Legendary basketball coach John Wooden had just three rules for his UCLA teams of the 1960s and 1970s. Just three: no tardiness, no profanity, and no criticizing teammates. The result? Ten NCAA Championships (seven consecutive) in a twelve year period, an unmatched 88-game win streak, and perhaps most impressively, a profound respect among players for the humanity of their teammates and coaches. If we were to overlay Wooden’s wisdom of simplicity on Proctor, what would be our three core beliefs?
Wilderness Orientation, a cornerstone of Proctor’s educational model, offers three lessons that can and should carry over into our daily lives well after we have enjoyed the post-Orientation shower and cleaned out our packs.
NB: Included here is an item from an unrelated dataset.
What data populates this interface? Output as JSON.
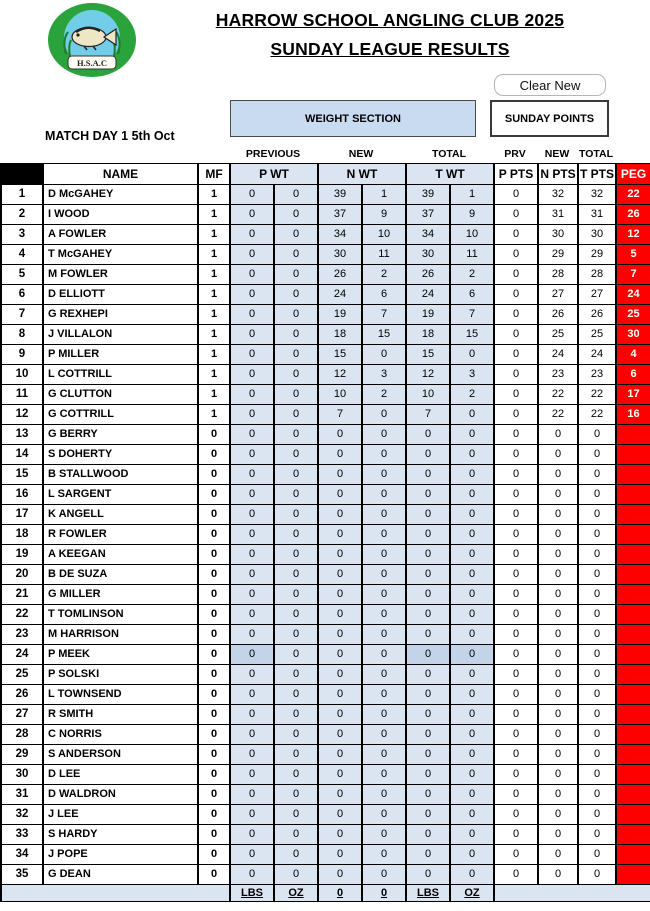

1) Human Connection Matters:
Our devices have become our crutch for any situation that hints of discomfort. Standing in an elevator with strangers? Pull out your phone and check email. Waiting for public transit to arrive? Pull out your phone and scroll. Sitting at the dining hall and anxiously waiting to see if anyone will sit with you? Pull out your phone and look content. Connection in today’s technology saturated world does not happen by chance. It requires untethered experiences like Wilderness Orientation to reground all of us in our knowledge that as social animals, we require face to face interaction with each other to thrive. Our challenge is to allow this powerful lesson to carry over into our daily lives at Proctor. Can we challenge ourselves to walk the pathways between classes without looking at our phones? Can we willingly move toward a tech-free academic day, not as a punishment, but as an encouragement to fuel ourselves through human connection? We hope so.
2) We Can Do Hard Things:
Proctor’s mission states clearly we value diverse learners. We never want to be one of those cookie-cutter schools whose students all hail from Lake Wobegon. We want to embrace the messiness that is authentic learning with real kids who have come to face to face with their learning challenges. We have all encountered challenges in our lives. For some of us it is reading or math or executive functioning. For others of us, our struggles center around family dynamics, our relationship with food, substance, exercise, or technology. By embracing a student (and adult) community where it’s ok to be imperfect, we teach ourselves the value of doing hard things. Wilderness Orientation levels the playing field for our students. It disregards the usual academic strengths and weaknesses that have always defined their school experience, and instead elevates the characteristics that we believe matter most in life: teamwork, perseverance, collaboration, respect, compassion. By teaching our students they can do hard things, we lay the foundation for the rest of their Proctor experience, and, hopefully, for the rest of their lives.
3) Time In Nature Heals:
Whether it is kayaking the Blackwater River, chopping firewood for our four wood-heated dormitories and sugar house, hiking on Wilderness Orientation, or gathering sap during Project Period, when we are engaged with nature, we fundamentally feel different. Our mood lightens, our senses quicken. We are reminded there is more to life than emails, Instagram feeds, and lesson plans. We must move away from the concept of maximizing our life, to the idea of optimizing our life. More is not always better. It's ok to take a break from the notion of "productivity" and instead spend time in nature. Research has proven that when we prioritize our connection to the natural world, we are healthier, happier, and more able to manage the stressors that inevitably flood our lives. As we spend time on Wilderness Orientation (and outside during Sports Camp) this week, we center ourselves for the year ahead. Finding ways to integrate time in nature into our daily life at Proctor - in classes, with advisories, through afternoon program - is critical to developing healthy, engaged adolescents who understand themselves and how to refuel when their tanks feel empty.